Kashmir Economic Alliance – an amalgam of traders, hoteliers and transporters, said the introduction of the SARFAESI Act Act will harshly act against the business fraternity of Kashmir, which according to them were already facing a number of problems.

Muhammad Yaseen Khan

“If the Act is passed in the state, it will pave way for the non-state subjects to take over and own the properties in the state,” Chairman KEA Muhammad Yasin Khan said, adding that “that way it would be a direct infringement of constitutional safeguards guaranteed to the citizens of Jammu and Kashmir.”

Khan said: “The SARFAESI Act is not presently in force in Jammu and Kashmir due to the special status the state enjoys by virtue of Article 370,” he said adding that if the government went ahead with this Act “we will launch strong agitation and come on roads.”
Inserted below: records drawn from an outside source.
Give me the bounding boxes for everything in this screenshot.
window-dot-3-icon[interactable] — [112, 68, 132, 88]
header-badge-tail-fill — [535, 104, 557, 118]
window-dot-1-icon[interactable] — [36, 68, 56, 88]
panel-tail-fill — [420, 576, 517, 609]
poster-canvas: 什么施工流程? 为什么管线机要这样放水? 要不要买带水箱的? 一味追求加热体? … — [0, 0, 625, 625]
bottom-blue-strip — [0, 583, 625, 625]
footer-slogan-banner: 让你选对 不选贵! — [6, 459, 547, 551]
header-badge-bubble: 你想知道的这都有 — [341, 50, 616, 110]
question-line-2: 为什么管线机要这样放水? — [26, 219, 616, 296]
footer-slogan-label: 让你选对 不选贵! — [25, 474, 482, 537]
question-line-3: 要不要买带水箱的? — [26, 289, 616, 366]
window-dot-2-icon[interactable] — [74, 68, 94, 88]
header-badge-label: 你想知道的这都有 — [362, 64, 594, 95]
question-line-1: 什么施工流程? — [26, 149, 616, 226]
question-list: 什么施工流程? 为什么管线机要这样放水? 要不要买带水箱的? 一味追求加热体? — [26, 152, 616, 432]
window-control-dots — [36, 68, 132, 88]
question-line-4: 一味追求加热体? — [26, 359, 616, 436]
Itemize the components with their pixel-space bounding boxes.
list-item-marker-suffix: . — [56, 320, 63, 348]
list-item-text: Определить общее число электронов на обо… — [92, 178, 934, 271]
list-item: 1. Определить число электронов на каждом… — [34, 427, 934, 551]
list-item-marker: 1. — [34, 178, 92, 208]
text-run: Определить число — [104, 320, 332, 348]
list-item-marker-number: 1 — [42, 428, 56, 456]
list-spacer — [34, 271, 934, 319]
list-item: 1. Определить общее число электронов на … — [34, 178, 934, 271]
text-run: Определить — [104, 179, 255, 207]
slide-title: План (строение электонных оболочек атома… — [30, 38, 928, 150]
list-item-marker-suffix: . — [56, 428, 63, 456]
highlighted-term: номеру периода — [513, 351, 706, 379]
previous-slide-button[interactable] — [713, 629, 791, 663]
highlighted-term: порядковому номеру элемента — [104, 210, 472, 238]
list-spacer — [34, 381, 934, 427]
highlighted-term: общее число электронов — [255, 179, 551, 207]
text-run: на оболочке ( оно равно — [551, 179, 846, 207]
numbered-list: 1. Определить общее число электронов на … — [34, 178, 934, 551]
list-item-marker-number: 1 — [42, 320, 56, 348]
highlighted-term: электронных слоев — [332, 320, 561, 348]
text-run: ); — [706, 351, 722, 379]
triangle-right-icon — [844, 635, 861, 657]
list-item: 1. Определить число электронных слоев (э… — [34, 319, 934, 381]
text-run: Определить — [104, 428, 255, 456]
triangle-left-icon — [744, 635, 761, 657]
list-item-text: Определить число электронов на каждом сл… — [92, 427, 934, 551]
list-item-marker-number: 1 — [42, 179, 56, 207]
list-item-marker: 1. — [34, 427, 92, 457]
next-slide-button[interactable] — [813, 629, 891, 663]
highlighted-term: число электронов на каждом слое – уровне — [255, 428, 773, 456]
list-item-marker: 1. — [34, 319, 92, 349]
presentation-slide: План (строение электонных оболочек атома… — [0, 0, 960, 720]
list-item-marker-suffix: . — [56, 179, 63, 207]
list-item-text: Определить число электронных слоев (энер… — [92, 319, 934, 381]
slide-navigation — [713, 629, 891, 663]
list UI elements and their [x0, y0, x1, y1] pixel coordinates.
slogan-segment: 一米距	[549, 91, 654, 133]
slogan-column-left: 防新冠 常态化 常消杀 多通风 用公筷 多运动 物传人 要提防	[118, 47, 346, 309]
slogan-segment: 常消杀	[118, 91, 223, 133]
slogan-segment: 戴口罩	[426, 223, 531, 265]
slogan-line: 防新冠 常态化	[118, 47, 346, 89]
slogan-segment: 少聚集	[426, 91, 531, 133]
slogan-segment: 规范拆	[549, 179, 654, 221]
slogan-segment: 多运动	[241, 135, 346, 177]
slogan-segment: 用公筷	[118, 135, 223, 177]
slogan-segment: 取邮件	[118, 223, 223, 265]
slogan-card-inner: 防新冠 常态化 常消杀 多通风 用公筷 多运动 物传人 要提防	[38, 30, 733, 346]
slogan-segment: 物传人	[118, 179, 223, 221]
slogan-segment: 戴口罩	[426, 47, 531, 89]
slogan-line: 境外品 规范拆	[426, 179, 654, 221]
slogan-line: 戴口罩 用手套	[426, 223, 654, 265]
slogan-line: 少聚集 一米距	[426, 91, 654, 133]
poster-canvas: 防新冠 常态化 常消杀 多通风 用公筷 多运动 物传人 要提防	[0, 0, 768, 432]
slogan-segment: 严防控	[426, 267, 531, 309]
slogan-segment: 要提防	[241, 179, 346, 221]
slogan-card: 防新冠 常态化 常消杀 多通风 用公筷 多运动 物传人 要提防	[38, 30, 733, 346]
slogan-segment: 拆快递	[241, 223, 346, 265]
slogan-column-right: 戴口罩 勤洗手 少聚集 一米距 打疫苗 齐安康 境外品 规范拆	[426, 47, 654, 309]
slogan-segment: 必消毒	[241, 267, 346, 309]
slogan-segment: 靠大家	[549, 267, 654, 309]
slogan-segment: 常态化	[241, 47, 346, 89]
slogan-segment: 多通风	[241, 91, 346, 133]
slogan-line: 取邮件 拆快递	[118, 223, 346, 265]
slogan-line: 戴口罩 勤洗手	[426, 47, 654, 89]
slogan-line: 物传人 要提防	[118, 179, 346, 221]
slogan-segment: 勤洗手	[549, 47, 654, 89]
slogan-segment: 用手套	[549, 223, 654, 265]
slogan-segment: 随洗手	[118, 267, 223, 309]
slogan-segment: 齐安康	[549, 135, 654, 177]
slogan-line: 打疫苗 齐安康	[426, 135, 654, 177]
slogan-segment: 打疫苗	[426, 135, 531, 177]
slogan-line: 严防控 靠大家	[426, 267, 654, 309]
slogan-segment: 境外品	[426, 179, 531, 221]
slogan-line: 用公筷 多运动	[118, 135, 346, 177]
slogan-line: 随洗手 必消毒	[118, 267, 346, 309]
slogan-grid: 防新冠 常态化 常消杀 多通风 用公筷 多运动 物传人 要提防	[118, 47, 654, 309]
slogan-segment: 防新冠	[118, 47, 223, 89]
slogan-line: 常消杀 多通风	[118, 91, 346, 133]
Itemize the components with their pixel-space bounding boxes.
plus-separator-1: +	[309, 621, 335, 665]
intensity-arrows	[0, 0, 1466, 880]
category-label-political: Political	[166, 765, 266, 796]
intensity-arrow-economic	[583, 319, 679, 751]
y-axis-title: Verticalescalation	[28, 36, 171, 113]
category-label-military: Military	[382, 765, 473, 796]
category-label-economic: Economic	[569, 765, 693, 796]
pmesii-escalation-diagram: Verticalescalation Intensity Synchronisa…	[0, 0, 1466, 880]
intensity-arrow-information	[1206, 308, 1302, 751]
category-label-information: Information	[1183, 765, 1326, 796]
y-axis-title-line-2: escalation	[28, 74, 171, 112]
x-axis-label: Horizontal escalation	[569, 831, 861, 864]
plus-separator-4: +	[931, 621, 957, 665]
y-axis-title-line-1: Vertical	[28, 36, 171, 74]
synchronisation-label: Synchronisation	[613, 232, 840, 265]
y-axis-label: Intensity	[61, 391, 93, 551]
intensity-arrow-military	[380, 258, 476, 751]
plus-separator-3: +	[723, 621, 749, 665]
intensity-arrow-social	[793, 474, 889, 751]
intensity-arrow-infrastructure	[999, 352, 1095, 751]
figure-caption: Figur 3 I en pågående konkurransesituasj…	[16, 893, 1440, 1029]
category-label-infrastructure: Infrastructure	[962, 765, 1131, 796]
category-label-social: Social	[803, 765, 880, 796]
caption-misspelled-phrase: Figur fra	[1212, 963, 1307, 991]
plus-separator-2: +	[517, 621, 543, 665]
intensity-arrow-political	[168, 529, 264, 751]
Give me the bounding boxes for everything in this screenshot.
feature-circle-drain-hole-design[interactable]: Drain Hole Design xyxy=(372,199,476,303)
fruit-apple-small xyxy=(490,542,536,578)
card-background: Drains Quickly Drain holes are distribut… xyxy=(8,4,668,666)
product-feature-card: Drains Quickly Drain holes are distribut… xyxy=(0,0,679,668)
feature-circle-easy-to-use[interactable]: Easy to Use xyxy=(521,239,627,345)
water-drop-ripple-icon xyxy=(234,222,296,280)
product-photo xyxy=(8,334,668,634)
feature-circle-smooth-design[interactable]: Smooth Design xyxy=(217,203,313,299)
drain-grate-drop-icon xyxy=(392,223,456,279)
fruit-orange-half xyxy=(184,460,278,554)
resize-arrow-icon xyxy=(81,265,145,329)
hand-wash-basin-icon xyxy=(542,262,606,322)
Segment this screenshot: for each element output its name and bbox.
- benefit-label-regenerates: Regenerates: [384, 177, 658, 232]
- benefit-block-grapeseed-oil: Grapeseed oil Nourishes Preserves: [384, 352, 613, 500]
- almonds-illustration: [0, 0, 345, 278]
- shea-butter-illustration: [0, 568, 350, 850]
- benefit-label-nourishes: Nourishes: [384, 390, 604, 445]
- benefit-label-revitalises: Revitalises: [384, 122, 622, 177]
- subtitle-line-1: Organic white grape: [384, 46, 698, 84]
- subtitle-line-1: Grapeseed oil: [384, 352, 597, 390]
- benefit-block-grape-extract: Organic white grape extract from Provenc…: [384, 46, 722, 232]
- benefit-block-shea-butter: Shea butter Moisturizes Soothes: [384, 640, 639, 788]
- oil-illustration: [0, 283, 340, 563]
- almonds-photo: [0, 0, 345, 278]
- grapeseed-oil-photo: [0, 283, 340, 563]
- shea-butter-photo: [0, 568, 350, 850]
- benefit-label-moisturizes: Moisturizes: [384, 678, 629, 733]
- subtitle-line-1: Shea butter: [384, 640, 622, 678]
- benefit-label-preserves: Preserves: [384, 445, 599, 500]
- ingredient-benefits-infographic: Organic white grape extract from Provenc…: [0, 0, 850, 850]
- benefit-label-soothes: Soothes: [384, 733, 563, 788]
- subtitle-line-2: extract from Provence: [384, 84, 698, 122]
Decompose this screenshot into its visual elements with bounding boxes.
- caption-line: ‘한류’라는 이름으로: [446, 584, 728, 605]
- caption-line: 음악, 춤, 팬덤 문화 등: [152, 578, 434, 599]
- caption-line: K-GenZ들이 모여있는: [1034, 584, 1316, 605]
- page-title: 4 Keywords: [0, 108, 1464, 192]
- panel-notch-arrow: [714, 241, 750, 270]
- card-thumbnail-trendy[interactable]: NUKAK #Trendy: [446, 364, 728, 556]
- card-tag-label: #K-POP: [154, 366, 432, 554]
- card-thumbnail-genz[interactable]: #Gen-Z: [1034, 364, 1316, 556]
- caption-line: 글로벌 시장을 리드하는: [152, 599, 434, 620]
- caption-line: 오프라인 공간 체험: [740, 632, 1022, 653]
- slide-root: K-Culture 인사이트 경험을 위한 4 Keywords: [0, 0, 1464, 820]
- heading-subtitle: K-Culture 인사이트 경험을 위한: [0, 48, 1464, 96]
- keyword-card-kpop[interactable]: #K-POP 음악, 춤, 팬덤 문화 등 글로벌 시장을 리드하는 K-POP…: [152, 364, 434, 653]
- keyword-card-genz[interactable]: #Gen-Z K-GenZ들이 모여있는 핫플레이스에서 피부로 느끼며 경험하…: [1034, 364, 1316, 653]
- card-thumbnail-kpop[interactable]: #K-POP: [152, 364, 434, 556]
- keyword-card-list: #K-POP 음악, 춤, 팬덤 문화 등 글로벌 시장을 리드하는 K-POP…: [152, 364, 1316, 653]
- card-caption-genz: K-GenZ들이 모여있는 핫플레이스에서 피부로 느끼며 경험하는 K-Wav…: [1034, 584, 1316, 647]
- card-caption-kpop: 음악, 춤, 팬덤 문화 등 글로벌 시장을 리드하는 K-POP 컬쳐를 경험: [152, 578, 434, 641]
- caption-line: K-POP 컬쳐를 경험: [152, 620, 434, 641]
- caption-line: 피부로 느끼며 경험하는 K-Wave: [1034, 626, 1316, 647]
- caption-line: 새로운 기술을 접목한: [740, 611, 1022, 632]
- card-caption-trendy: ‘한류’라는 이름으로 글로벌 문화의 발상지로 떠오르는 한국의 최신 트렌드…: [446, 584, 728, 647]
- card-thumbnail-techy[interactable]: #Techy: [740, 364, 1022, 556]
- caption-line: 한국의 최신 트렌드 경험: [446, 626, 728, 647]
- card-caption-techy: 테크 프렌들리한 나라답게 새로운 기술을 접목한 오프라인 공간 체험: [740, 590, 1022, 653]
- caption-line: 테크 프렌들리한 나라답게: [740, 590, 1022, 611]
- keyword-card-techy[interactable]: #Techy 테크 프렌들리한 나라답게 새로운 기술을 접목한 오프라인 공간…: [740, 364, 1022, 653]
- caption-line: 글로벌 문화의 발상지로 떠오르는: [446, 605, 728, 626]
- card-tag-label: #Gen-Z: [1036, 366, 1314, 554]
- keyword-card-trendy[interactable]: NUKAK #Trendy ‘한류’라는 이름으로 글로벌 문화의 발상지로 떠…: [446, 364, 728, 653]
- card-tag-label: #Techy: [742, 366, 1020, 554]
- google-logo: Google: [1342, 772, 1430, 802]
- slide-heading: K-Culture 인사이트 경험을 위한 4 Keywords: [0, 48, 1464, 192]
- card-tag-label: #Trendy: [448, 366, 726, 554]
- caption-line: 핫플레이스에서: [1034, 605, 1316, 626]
Pertinently, Division Bench of the J&K High Court had struck down the applicability of Securitization and Reconstruction of Assets [SARFEASI] Act of 2002 within the territories of the J&K State.  In a landmark decision the Hon’ble High Court had ruled that the Union Parliament’s right to legislate on matters pertaining to the State of Jammu and Kashmir was circumscribed by constitutional limitations and procedures.

Upholding the supremacy of the State Constitution and the State Laws, the Division Bench has held that Section 13(4) of the SARFAESI Act was not consistent with the State Laws on immovable properties held by State Subjects. It accordingly disposed of a number of writ petitions challenging the Constitutional validity of the SARFAESI Act  within the territories of J&K restraining  the banks and financial institutions from proceeding against such loan defaulters under the SARFAESI Act, however, allowing the State to proceed against  them under  other laws in force in the State.

The Division Bench had also held that the amendment in the Security Interest Rules 2002 was inconsequential so long as the ultra vires nature of Section 13(4) remained. This was because of supremacy of the provision of the Act over that of the Rules.